Li J, Xia Y, Bertino A M, Coburn J P, Kuter D J
Hematology Oncology Unit, Massachusetts General Hospital, Harvard Medical School, Boston, Massachusetts 02114, USA.
Transfusion. 2000 Nov;40(11):1320-9. doi: 10.1046/j.1537-2995.2000.40111320.x.
Although it is usually involved only in nucleated cells (NCs), artificially enucleated cells also lose viability by a programmed process of cell death called apoptosis. Because platelets undergo loss of viability during storage, an attempt was made to determine whether platelets contained the apoptotic mechanisms and whether it was activated during platelet storage.
Platelet viability was measured by reduction of a tetrazolium dye (MTS) and annexin V binding. Members of the death receptor, caspase, and Bcl-2 families were detected by RNase protection assay and Western blotting. Caspase 3 activation was measured by enzyme and Western blot assays and by cleavage of gelsolin.
After 5 days of storage under standard blood banking conditions, platelets display biochemical signs of apoptosis by losing MTS activity and increasing the amount of phosphatidylserine on their surface. The mRNA and the proenzyme for several members of the caspase, death receptor, and Bcl-2 families are expressed at high levels in platelets. An increase in caspase 3 activity and the amount of the biologically active p17 subunit of active caspase 3 were observed to coincide with the appearance of apoptotic markers during storage. These effects were not due to platelet activation. The caspase 3 substrate, gelsolin, began to undergo proteolysis after 3 to 4 days of storage, and the addition of the caspase inhibitor z-VAD-fmt substantially inhibited this process.

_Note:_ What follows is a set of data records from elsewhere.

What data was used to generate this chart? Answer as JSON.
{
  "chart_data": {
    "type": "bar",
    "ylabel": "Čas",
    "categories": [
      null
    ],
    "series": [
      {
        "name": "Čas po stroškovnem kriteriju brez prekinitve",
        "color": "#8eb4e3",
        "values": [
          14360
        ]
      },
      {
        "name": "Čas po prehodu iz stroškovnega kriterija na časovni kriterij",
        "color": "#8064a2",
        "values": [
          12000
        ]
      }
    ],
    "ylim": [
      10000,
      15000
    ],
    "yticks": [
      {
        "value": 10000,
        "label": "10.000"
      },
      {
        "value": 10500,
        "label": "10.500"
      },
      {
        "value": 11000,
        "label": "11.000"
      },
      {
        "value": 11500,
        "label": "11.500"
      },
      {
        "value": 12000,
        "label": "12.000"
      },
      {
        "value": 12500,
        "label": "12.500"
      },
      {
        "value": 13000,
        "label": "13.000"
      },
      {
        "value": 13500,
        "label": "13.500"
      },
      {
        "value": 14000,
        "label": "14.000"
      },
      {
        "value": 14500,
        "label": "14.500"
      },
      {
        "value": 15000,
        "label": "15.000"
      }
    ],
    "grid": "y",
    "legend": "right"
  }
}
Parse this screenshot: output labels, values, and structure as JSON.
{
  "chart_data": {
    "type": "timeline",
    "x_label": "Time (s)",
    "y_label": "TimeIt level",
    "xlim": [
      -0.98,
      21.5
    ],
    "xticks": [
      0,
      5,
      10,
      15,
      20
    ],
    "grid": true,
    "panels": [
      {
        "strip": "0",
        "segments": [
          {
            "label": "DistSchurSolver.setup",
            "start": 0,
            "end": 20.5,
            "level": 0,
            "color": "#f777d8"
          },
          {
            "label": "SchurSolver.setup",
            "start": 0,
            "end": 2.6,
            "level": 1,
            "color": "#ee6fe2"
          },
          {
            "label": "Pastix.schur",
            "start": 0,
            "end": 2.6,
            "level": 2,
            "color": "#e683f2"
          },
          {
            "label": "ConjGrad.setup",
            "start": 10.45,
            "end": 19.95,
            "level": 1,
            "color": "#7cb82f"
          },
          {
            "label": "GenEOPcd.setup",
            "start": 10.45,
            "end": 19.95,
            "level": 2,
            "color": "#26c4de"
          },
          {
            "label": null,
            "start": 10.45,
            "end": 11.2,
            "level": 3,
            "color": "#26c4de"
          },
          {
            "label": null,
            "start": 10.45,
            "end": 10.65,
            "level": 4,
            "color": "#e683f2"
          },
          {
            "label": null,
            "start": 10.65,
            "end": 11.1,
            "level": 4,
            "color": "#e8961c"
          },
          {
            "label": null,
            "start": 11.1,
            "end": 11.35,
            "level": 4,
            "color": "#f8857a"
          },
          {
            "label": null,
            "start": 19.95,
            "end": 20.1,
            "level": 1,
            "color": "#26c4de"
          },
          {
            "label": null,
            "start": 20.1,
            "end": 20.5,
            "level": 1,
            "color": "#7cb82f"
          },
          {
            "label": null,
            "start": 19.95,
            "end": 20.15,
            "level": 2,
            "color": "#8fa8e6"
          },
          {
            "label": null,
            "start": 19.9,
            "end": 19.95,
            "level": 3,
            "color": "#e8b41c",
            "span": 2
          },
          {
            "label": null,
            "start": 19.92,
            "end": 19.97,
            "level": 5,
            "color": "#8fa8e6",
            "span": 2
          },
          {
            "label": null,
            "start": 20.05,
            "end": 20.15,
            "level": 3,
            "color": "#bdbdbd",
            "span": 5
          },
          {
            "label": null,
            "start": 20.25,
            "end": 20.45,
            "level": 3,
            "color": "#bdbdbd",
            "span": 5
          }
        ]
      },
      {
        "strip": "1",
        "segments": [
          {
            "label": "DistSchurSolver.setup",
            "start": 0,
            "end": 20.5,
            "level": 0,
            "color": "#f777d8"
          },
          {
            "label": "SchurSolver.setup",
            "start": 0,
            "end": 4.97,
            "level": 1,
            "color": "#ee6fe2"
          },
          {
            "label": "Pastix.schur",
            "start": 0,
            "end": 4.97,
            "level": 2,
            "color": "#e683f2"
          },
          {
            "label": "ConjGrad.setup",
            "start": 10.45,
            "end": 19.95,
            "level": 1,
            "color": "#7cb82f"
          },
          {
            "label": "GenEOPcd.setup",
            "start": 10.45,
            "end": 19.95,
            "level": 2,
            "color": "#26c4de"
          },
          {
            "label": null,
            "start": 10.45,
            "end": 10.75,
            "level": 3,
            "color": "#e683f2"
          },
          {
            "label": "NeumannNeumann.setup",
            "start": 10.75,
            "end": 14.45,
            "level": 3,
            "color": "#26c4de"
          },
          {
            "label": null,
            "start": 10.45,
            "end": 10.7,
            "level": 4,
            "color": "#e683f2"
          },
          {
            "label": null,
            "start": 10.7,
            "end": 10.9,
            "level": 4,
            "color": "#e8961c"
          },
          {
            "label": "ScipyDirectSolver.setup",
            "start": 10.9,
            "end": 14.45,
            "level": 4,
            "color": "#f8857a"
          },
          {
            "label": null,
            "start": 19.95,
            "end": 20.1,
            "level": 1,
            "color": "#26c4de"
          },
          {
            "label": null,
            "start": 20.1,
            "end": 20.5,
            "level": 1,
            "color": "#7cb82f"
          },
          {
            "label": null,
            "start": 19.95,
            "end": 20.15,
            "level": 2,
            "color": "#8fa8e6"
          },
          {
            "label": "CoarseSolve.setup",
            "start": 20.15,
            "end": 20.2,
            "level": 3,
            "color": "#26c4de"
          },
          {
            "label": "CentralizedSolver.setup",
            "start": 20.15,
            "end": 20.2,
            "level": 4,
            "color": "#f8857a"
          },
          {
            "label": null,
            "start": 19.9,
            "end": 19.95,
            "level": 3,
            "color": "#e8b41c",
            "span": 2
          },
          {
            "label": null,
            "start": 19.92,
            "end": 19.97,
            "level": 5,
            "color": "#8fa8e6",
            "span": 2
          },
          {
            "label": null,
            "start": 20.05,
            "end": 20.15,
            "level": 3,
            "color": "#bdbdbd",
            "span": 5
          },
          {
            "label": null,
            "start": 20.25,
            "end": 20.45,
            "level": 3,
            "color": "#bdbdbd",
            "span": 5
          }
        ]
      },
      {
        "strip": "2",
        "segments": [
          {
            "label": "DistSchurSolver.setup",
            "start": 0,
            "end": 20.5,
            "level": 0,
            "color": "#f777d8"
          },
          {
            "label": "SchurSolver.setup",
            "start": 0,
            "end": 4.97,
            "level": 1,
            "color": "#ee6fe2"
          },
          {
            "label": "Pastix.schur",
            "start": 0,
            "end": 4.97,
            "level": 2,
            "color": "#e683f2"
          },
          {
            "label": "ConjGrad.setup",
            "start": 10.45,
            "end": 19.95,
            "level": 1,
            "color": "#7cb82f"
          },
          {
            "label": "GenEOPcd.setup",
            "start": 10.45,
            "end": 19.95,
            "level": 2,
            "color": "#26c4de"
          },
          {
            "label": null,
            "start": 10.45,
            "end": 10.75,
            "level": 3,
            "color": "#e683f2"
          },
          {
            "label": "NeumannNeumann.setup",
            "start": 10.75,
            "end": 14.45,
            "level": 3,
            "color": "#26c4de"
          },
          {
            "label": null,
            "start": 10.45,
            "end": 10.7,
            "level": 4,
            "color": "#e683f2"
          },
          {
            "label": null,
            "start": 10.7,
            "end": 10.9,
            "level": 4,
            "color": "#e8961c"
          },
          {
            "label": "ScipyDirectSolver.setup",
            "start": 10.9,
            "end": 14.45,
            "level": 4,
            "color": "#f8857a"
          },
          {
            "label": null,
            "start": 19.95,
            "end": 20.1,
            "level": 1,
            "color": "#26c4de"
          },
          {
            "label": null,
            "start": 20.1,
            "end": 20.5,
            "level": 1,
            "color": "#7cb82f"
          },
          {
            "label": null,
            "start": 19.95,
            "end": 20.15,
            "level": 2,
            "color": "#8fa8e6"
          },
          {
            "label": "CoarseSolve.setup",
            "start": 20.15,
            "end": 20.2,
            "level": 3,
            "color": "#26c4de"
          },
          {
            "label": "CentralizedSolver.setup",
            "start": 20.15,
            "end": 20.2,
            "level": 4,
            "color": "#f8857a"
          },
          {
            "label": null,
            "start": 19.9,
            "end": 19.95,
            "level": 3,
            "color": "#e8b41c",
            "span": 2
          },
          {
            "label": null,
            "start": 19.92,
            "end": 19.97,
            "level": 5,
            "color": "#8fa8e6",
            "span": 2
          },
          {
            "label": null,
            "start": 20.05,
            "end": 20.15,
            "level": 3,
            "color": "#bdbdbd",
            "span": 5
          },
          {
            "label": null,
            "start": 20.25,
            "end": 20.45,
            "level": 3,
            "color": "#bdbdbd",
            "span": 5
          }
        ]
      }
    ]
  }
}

Platelets contain many of the components of the apoptotic mechanism and show activation of caspase 3 and consequent cleavage of gelsolin during storage, independent of platelet activation. Evaluation of the mechanism of apoptosis in platelets may provide a basis for developing novel strategies to enhance platelet viability during storage.
尽管凋亡通常仅发生于有核细胞(NCs),但人工去核细胞也会通过一种称为凋亡的程序性细胞死亡过程丧失活力。由于血小板在储存过程中会丧失活力,因此尝试确定血小板是否含有凋亡机制以及在血小板储存过程中该机制是否被激活。
通过四唑盐染料(MTS)还原法和膜联蛋白V结合法测定血小板活力。通过核糖核酸酶保护分析和蛋白质印迹法检测死亡受体、半胱天冬酶和Bcl-2家族成员。通过酶法、蛋白质印迹法以及凝溶胶蛋白的裂解来测定半胱天冬酶3的激活情况。
在标准血库条件下储存5天后,血小板通过丧失MTS活性和增加其表面磷脂酰丝氨酸的量而表现出凋亡的生化迹象。半胱天冬酶、死亡受体和Bcl-2家族的几个成员的mRNA和酶原在血小板中高水平表达。观察到储存期间半胱天冬酶3活性的增加以及活性半胱天冬酶3的生物活性p17亚基的量与凋亡标志物的出现相一致。这些效应并非由于血小板激活所致。凝溶胶蛋白作为半胱天冬酶3的底物,在储存3至4天后开始发生蛋白水解,并且添加半胱天冬酶抑制剂z-VAD-fmt可显著抑制这一过程。
血小板含有许多凋亡机制的成分,并且在储存期间显示出半胱天冬酶3的激活以及随之而来的凝溶胶蛋白的裂解,这与血小板激活无关。评估血小板凋亡机制可能为开发提高血小板储存期间活力的新策略提供依据。